|Speaker:||Briland Hitaj, Sapienza University, Rome, Italy|
|When:||October 22, 2018, 11:00 am - 12:00 pm|
|Where:||Research Hall, Suite 417|
Deep Learning (DL) is the driving energy behind numerous breakthroughs done recently in various areas of computer science. Despite that, due to its need for powerful computational resources and particularly massive amounts of data, deep learning cannot be a feasible solution for entities lacking these requirements. To benefit from DL, data can be typically pooled in centralized datasets residing in third-party servers. However, this can pose several privacy risks on how this data is used, raising many concerns. Moreover, a centralized approach makes deep learning impractical for entities dealing with sensitive information such as governmental agencies, hospitals, banks and more. As a viable solution to these problems, researchers have proposed decentralized learning techniques. These approaches allow one to benefit from the perks of deep learning while keeping their data local (i.e., private). In this talk, I will show that decentralized deep learning can in fact prove to be a more dangerous threat to privacy, than the centralized one. Exploiting the active nature of the learning process, we were able to develop a novel real-time active inference attack on decentralized learning mechanisms using a recent, yet extremely popular innovation in deep neural networks, namely Generative Adversarial Networks (GANs). Employing GANs, we were able to generate prototypical samples of the targeted training set that was meant to be private. Development of countermeasures against our GAN Attack remains an open problem.
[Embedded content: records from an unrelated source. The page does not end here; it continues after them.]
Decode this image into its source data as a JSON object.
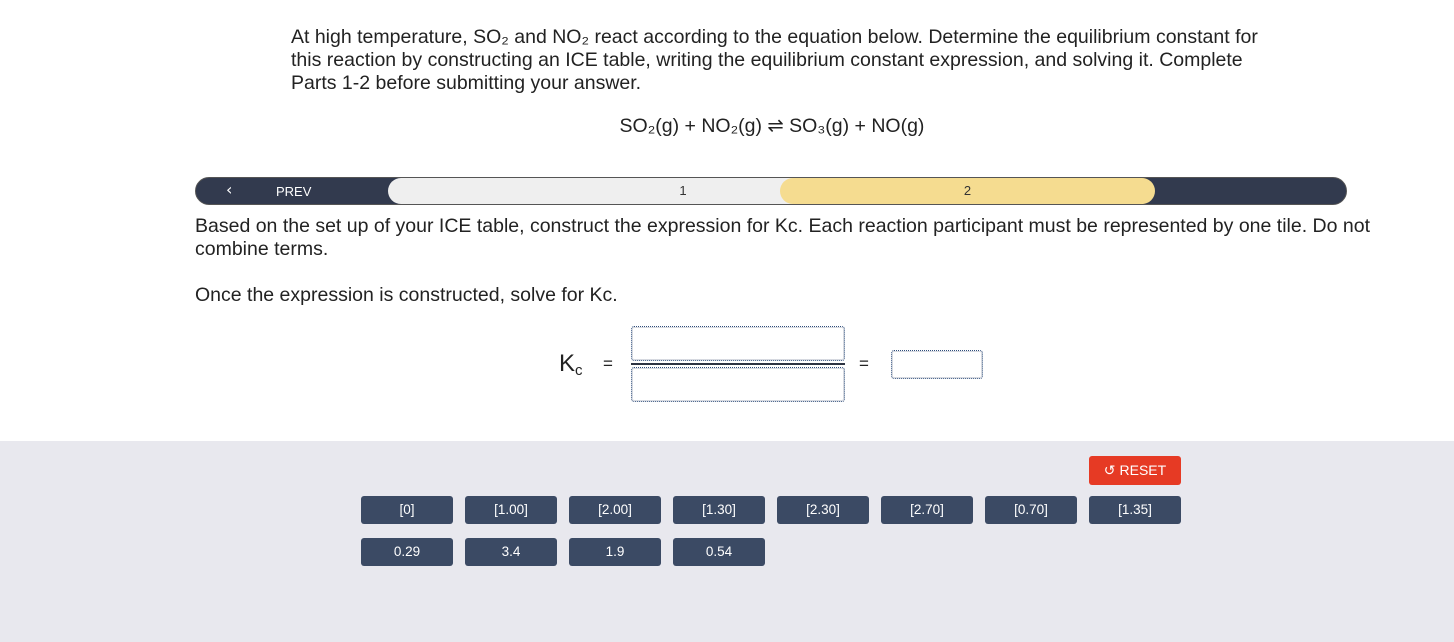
{
  "intro": "At high temperature, SO₂ and NO₂ react according to the equation below. Determine the equilibrium constant for this reaction by constructing an ICE table, writing the equilibrium constant expression, and solving it. Complete Parts 1-2 before submitting your answer.",
  "equation": "SO₂(g) + NO₂(g) ⇌ SO₃(g) + NO(g)",
  "nav": {
    "prev_label": "PREV",
    "steps": [
      "1",
      "2"
    ],
    "active_step": 2
  },
  "instructions": [
    "Based on the set up of your ICE table, construct the expression for Kc. Each reaction participant must be represented by one tile. Do not combine terms.",
    "Once the expression is constructed, solve for Kc."
  ],
  "expression": {
    "k_symbol": "K",
    "k_subscript": "c",
    "equals": "="
  },
  "reset_label": "RESET",
  "tiles_row1": [
    "[0]",
    "[1.00]",
    "[2.00]",
    "[1.30]",
    "[2.30]",
    "[2.70]",
    "[0.70]",
    "[1.35]"
  ],
  "tiles_row2": [
    "0.29",
    "3.4",
    "1.9",
    "0.54"
  ],
  "colors": {
    "nav_bg": "#323a4e",
    "step_active": "#f5dc90",
    "tile_bg": "#3b4a64",
    "reset_bg": "#e63a24",
    "tray_bg": "#e8e8ee"
  }
}
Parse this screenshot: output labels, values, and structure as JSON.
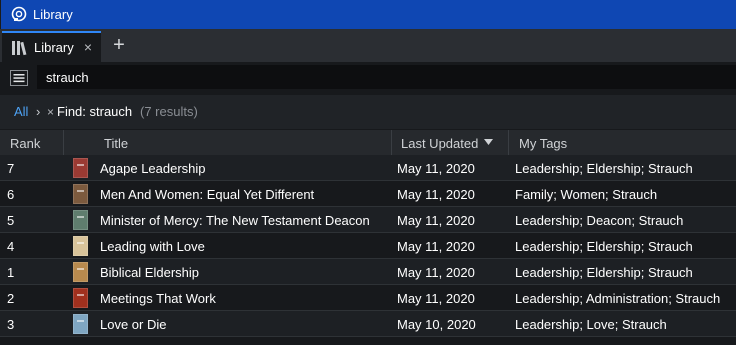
{
  "window": {
    "title": "Library"
  },
  "tabs": [
    {
      "label": "Library",
      "close": "×"
    }
  ],
  "new_tab_label": "+",
  "search": {
    "value": "strauch"
  },
  "breadcrumb": {
    "all": "All",
    "separator": "›",
    "remove": "×",
    "find": "Find: strauch",
    "count": "(7 results)"
  },
  "columns": {
    "rank": "Rank",
    "title": "Title",
    "last_updated": "Last Updated",
    "my_tags": "My Tags"
  },
  "sort": {
    "column": "Last Updated",
    "direction": "descending"
  },
  "rows": [
    {
      "rank": "7",
      "title": "Agape Leadership",
      "updated": "May 11, 2020",
      "tags": "Leadership; Eldership; Strauch",
      "cover_color": "#9a3a33"
    },
    {
      "rank": "6",
      "title": "Men And Women: Equal Yet Different",
      "updated": "May 11, 2020",
      "tags": "Family; Women; Strauch",
      "cover_color": "#7c5a3e"
    },
    {
      "rank": "5",
      "title": "Minister of Mercy: The New Testament Deacon",
      "updated": "May 11, 2020",
      "tags": "Leadership; Deacon; Strauch",
      "cover_color": "#5f7d6e"
    },
    {
      "rank": "4",
      "title": "Leading with Love",
      "updated": "May 11, 2020",
      "tags": "Leadership; Eldership; Strauch",
      "cover_color": "#d8c39a"
    },
    {
      "rank": "1",
      "title": "Biblical Eldership",
      "updated": "May 11, 2020",
      "tags": "Leadership; Eldership; Strauch",
      "cover_color": "#b88a4e"
    },
    {
      "rank": "2",
      "title": "Meetings That Work",
      "updated": "May 11, 2020",
      "tags": "Leadership; Administration; Strauch",
      "cover_color": "#a0301e"
    },
    {
      "rank": "3",
      "title": "Love or Die",
      "updated": "May 10, 2020",
      "tags": "Leadership; Love; Strauch",
      "cover_color": "#7fa6c2"
    }
  ],
  "colors": {
    "titlebar": "#0f47b3",
    "accent": "#2f86f6",
    "link": "#4ea3f5",
    "background": "#17191c"
  },
  "icons": {
    "app": "logos-app-icon",
    "library": "library-books-icon",
    "menu": "hamburger-menu-icon",
    "sort": "sort-descending-icon"
  }
}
Briland Hitaj is a PhD Student at Computer Science Department of Sapienza University of Rome. He is a member of the Cyber-Security (ICSecurity) group led by Prof. Luigi V. Mancini. Currently, he is a Visiting Research Scholar at the Computer Science Department of Stevens Institute of Technology working with Prof. Giuseppe Ateniese at the intersection of cybersecurity and deep learning.
His research interests include cyber intelligent agents, deep learning, privacy and security in distributed systems, distributed privacy-preserving machine learning, application and incorporation of deep learning in cyber-security domain.